Protestos e repressão no Irã
Em fevereiro, Moaiery concedeu uma entrevista à CNN, na qual relatou os protestos massivos que tomaram conta do Irã. Os manifestantes estavam insatisfeitos com a grave crise econômica e a repressão do governo. Por meio de uma conexão de internet instável, ela descreveu uma multidão como nunca havia visto antes em seus 25 anos de carreira: “Centenas de milhares estavam nas ruas; famílias inteiras, incluindo crianças e idosos, estavam presentes.”

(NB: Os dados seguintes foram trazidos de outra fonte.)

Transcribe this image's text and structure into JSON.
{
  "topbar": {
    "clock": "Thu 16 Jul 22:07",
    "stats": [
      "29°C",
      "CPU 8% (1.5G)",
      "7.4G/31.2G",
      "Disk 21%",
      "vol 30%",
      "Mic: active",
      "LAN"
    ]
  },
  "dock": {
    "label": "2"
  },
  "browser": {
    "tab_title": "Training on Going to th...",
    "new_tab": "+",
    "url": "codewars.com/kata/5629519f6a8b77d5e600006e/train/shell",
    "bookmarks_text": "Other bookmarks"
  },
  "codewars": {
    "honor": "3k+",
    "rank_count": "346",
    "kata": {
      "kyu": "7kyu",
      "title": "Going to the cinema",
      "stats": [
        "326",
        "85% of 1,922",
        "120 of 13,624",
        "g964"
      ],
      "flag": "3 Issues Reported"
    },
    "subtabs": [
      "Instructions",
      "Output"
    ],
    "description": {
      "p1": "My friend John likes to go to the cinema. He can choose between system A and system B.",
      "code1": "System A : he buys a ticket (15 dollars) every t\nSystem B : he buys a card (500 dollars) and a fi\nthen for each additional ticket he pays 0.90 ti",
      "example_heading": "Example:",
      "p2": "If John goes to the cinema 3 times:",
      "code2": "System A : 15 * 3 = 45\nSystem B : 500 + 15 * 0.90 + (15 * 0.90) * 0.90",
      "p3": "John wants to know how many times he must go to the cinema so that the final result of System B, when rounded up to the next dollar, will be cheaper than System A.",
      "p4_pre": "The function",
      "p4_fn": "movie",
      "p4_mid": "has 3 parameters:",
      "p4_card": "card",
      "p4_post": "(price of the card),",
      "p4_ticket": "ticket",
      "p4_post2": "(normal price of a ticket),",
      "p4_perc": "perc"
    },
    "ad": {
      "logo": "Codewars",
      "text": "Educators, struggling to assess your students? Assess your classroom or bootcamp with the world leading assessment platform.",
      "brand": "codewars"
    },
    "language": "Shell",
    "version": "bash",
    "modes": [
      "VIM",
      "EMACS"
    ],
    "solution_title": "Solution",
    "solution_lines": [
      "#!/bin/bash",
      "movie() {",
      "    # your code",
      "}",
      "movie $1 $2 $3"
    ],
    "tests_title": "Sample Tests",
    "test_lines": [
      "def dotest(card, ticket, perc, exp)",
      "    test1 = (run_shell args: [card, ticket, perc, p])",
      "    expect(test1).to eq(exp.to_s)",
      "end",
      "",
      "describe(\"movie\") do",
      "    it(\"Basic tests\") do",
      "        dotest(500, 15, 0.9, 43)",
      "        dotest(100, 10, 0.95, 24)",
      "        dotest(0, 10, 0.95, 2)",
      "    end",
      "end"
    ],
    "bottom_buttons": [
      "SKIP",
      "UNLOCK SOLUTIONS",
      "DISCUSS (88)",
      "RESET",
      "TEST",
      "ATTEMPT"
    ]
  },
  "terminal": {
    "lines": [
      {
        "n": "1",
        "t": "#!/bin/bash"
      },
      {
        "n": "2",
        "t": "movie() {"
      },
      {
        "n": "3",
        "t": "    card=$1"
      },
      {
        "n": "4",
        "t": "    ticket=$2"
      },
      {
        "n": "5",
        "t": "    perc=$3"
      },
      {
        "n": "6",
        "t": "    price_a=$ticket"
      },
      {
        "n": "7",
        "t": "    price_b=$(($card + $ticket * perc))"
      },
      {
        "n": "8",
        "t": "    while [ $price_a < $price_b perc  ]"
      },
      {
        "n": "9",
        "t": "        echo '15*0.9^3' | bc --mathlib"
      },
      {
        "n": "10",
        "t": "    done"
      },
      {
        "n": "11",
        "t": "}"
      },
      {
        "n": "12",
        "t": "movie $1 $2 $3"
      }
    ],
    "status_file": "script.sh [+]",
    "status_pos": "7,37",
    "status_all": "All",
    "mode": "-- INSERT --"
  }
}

Contudo, à medida que o governo intensificava sua repressão às manifestações — resultando em mortes segundo estimativas de grupos de direitos humanos —, Moaiery percebeu uma mudança no ânimo da população. Ela descreveu esse período como “um dos momentos mais tristes da nossa história”, relatando a sensação generalizada de desespero entre os iranianos. “As pessoas estão tão desoladas, tão tristes”, lamentou.
Após o início da guerra entre os Estados Unidos e o Irã em fevereiro, Yalda conversou novamente sobre o clima no país. Apesar das dificuldades para acessar informações devido ao bloqueio governamental, muitos iranianos expressavam esperança de que o conflito pudesse derrubar o regime. “As pessoas apoiam a guerra”, revelou Moaiery na ocasião.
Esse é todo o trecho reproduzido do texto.